Earlier this year, the Telegraph published an article on the British rush for Australian visas in pursuit of a move Down Under.
This month, I’ve been away from the motherland for nine years and I thought it timely to share a few things I’ve learned from living overseas for those folk thinking of a life adventure either to Oz or elsewhere.
If you’re reading this as a fellow expat, I’d also appreciate your own insights from a life lived abroad.
If you had your time again, what do you wish someone had told you to help ease the transition? If you were given five minutes to divulge your top three tips for a successful international life, what would they be?
Here are a few of mine.
|Photo credit: Tiger Pixel (Flickr Creative Commons)|
Leave your baggage behind
Do you have friends who regularly compare their life abroad to living in their homeland, who think that things aren’t better in their new home than they were before, who make statements wishing things were more like back home?
I see it in the status updates on Facebook all the time.

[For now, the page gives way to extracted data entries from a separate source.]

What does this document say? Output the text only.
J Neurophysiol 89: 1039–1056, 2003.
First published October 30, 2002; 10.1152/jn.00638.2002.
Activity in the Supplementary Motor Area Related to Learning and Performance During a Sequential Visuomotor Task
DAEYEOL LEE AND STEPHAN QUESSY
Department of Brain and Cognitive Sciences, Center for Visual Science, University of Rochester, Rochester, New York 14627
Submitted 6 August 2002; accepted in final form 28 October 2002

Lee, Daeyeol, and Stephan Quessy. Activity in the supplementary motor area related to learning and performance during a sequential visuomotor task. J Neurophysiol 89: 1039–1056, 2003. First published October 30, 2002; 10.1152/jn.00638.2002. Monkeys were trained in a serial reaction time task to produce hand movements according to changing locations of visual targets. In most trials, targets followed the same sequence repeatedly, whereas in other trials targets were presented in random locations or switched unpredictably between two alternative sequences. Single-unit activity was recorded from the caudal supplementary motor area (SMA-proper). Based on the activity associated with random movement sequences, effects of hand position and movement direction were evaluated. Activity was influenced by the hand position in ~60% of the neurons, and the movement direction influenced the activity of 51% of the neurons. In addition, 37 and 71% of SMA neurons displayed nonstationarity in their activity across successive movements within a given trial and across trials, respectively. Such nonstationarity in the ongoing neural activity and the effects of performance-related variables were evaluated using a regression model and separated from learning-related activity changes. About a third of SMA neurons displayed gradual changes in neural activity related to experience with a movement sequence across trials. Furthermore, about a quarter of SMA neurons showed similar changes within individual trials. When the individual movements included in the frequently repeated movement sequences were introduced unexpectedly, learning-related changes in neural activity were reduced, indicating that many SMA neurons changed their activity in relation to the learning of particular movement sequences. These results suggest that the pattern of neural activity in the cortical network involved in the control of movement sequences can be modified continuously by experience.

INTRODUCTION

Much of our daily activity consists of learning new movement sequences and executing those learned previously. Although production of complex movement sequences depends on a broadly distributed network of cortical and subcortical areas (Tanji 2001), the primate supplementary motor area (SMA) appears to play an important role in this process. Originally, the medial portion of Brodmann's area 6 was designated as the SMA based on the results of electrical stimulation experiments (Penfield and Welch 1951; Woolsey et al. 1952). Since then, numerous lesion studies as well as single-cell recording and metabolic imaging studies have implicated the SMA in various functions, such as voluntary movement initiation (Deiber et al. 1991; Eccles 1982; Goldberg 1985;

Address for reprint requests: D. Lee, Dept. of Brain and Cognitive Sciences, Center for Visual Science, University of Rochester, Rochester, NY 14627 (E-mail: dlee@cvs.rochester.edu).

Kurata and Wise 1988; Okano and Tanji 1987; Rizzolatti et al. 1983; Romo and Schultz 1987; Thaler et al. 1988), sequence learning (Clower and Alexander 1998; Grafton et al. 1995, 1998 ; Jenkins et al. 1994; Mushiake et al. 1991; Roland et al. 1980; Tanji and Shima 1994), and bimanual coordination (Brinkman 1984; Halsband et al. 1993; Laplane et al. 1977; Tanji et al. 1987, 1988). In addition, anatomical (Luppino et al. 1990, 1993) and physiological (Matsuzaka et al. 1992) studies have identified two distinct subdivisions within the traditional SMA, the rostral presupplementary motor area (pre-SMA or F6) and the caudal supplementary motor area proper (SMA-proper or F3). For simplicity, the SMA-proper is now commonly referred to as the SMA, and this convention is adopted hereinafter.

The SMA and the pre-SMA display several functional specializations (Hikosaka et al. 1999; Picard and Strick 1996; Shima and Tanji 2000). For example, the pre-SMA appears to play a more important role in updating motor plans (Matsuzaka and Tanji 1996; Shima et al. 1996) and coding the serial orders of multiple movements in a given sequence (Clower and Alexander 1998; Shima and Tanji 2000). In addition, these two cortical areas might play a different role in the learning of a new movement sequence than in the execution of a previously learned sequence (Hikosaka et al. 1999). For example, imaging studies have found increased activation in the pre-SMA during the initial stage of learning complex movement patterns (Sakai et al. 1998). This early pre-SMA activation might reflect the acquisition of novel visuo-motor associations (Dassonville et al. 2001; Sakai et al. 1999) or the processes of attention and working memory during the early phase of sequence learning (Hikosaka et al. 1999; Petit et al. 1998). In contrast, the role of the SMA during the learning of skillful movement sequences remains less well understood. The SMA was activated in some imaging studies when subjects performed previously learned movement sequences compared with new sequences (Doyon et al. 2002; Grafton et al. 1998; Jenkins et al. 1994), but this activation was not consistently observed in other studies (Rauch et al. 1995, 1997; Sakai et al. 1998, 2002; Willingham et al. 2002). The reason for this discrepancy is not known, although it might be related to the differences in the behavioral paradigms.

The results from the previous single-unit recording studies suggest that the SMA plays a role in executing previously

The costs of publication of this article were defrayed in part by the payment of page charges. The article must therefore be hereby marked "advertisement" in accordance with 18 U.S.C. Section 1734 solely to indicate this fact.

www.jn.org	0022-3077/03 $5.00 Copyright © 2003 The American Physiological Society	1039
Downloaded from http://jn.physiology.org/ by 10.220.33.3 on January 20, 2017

The thing is nobody likes a whinger. The ‘locals’ don’t want to hear a recent arrival complain. Things will be different and they will feel strange but, sooner or later, you’ll have to open that can of ‘toughen up’.
I remember arriving in Canada in the summer of 2003. I had no immediate contact with family back home, I’d quit my corporate job for a return to university, and I was living temporarily with relatives I hadn’t seen in many years. At first, every day was unfamiliar, every experience unsettling, but I’d signed up to this way of life and I tried hard not to complain.
If I negatively compared life in my new home to the way things were in the UK, I saw a certain look pass across the face of my host. A mix of pity and annoyance. I soon learned to forget unnecessary comparisons, positively acknowledge the differences, and accept the choice I’d made. For if I didn’t like that choice, it would be easy to pack up and return home.
Did you struggle in those early days of expat life? Have you seen the expat who likes to complain and compare all of the time?
Get up to speed fast
Did you arrive in your new home and only then begin to properly understand how the housing market works or what to do with your money or where to find the best schools for your kids? Or did you have it all planned out before moving?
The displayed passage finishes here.